Pourtant, l’esclavage fut aboli aux États-Unis, notamment en raison de l’affirmation contenue dans la Déclaration d’Indépendance selon laquelle « tous les hommes sont créés égaux », et sont dotés par leur Créateur de droits inaliénables, parmi lesquels « la vie, la liberté et la poursuite du bonheur ». Jefferson, qui rédigea ces mots, était lui-même propriétaire d’esclaves. Pourtant, la puissance latente des idéaux est telle que les gens finissent par voir qu’en insistant sur leur droit à la liberté et à la dignité tout en les refusant aux autres, ils vivent une contradiction. C’est à ce moment que le changement a lieu, et cela prend du temps.

Si l’histoire nous enseigne quelque chose, c’est bien que D.ieu a de la patience, même si elle est souvent mise à rude épreuve.
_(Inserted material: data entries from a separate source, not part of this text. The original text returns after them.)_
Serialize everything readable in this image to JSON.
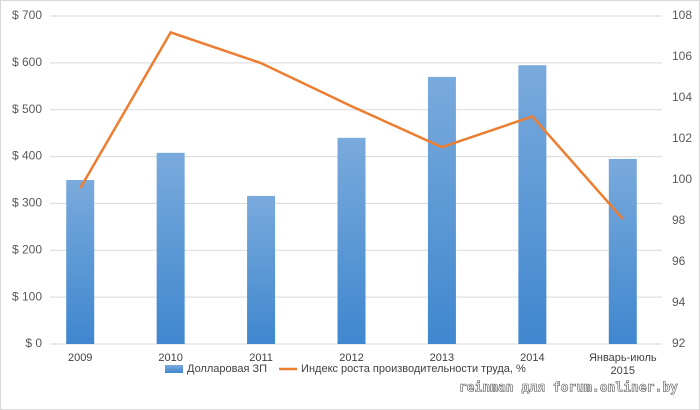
{
  "chart_data": {
    "type": "bar-line",
    "categories": [
      "2009",
      "2010",
      "2011",
      "2012",
      "2013",
      "2014",
      "Январь-июль 2015"
    ],
    "series": [
      {
        "name": "Долларовая ЗП",
        "type": "bar",
        "color": "#5b9bd5",
        "values": [
          350,
          408,
          316,
          440,
          570,
          595,
          395
        ]
      },
      {
        "name": "Индекс роста производительности труда, %",
        "type": "line",
        "axis": "y2",
        "color": "#ed7d31",
        "values": [
          99.6,
          107.2,
          105.7,
          103.6,
          101.6,
          103.1,
          98.1
        ]
      }
    ],
    "ylim": [
      0,
      700
    ],
    "yticks": [
      {
        "value": 0,
        "label": "$ 0"
      },
      {
        "value": 100,
        "label": "$ 100"
      },
      {
        "value": 200,
        "label": "$ 200"
      },
      {
        "value": 300,
        "label": "$ 300"
      },
      {
        "value": 400,
        "label": "$ 400"
      },
      {
        "value": 500,
        "label": "$ 500"
      },
      {
        "value": 600,
        "label": "$ 600"
      },
      {
        "value": 700,
        "label": "$ 700"
      }
    ],
    "y2lim": [
      92,
      108
    ],
    "y2ticks": [
      92,
      94,
      96,
      98,
      100,
      102,
      104,
      106,
      108
    ],
    "grid": true,
    "legend": "bottom",
    "watermark": "reinman для forum.onliner.by"
  }
}
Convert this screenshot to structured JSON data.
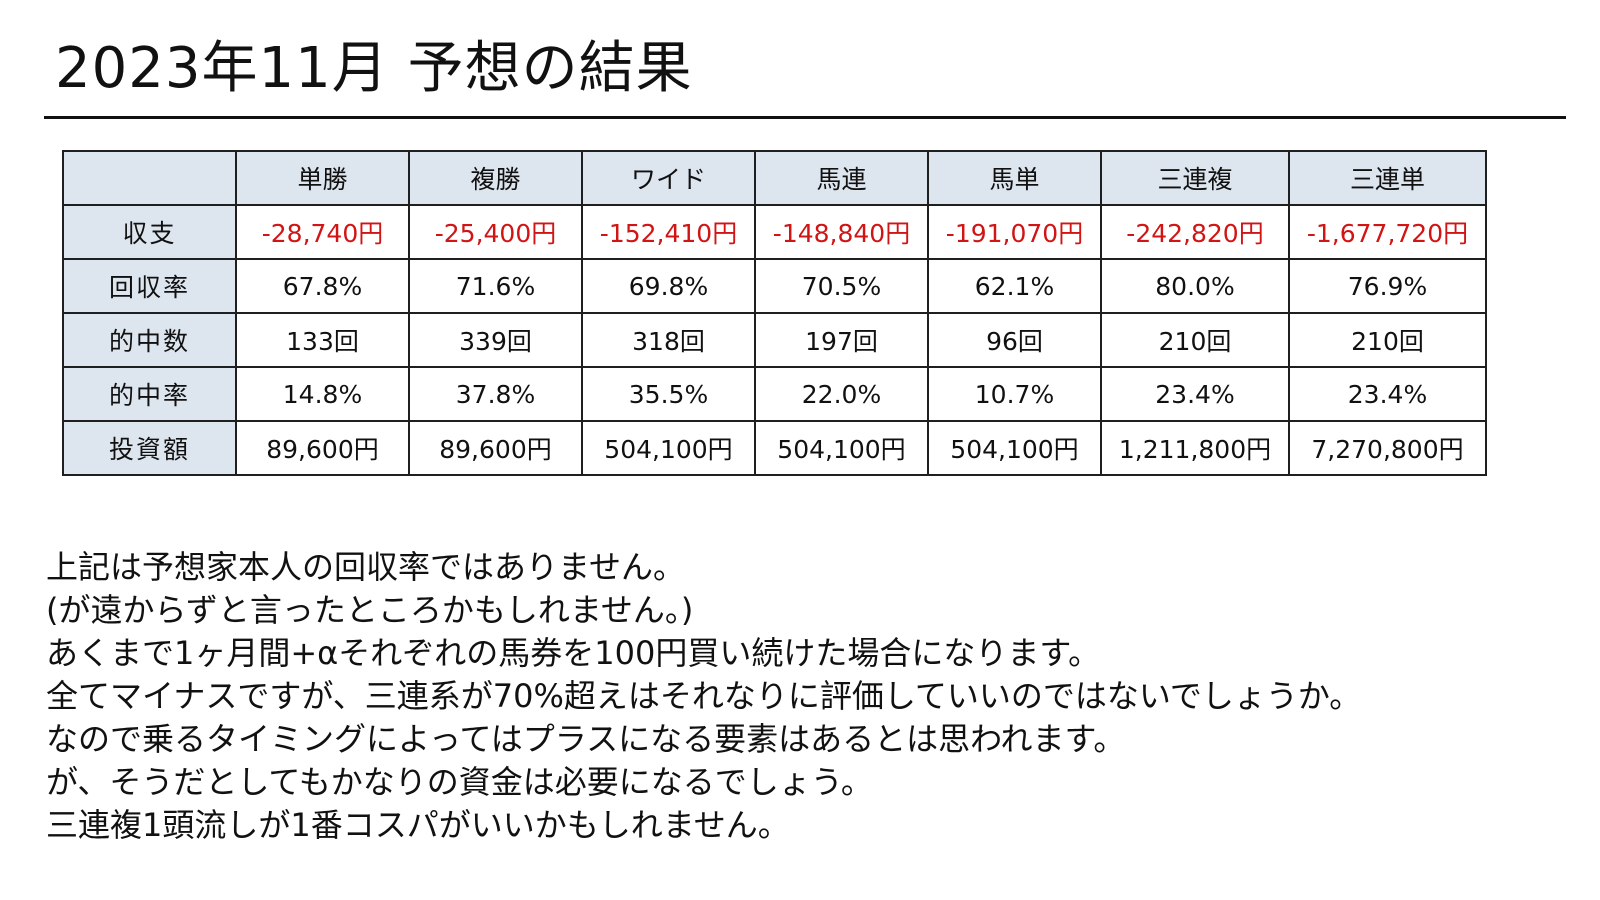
{
  "title": "2023年11月  予想の結果",
  "table": {
    "corner": "",
    "columns": [
      "単勝",
      "複勝",
      "ワイド",
      "馬連",
      "馬単",
      "三連複",
      "三連単"
    ],
    "rows": [
      {
        "label": "収支",
        "values": [
          "-28,740円",
          "-25,400円",
          "-152,410円",
          "-148,840円",
          "-191,070円",
          "-242,820円",
          "-1,677,720円"
        ]
      },
      {
        "label": "回収率",
        "values": [
          "67.8%",
          "71.6%",
          "69.8%",
          "70.5%",
          "62.1%",
          "80.0%",
          "76.9%"
        ]
      },
      {
        "label": "的中数",
        "values": [
          "133回",
          "339回",
          "318回",
          "197回",
          "96回",
          "210回",
          "210回"
        ]
      },
      {
        "label": "的中率",
        "values": [
          "14.8%",
          "37.8%",
          "35.5%",
          "22.0%",
          "10.7%",
          "23.4%",
          "23.4%"
        ]
      },
      {
        "label": "投資額",
        "values": [
          "89,600円",
          "89,600円",
          "504,100円",
          "504,100円",
          "504,100円",
          "1,211,800円",
          "7,270,800円"
        ]
      }
    ]
  },
  "notes": [
    "上記は予想家本人の回収率ではありません。",
    "(が遠からずと言ったところかもしれません。)",
    "あくまで1ヶ月間+αそれぞれの馬券を100円買い続けた場合になります。",
    "全てマイナスですが、三連系が70%超えはそれなりに評価していいのではないでしょうか。",
    "なので乗るタイミングによってはプラスになる要素はあるとは思われます。",
    "が、そうだとしてもかなりの資金は必要になるでしょう。",
    "三連複1頭流しが1番コスパがいいかもしれません。"
  ],
  "colors": {
    "header_bg": "#dde5ef",
    "negative": "#d11414",
    "border": "#1f1f1f",
    "text": "#111111"
  }
}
Il voulait que l’esclavage soit aboli, mais Il voulait que ce soit le fait d’êtres humains libres s’étant rendu compte par eux-mêmes le mal que c’est et le mal que cela fait. Le D.ieu de l’histoire, qui nous enseigné à étudier l’histoire, avait foi que nous finirions par apprendre la leçon de l’histoire : que la liberté est indivisible. Nous devons accorder la liberté aux autres si nous la recherchons vraiment pour nous-mêmes.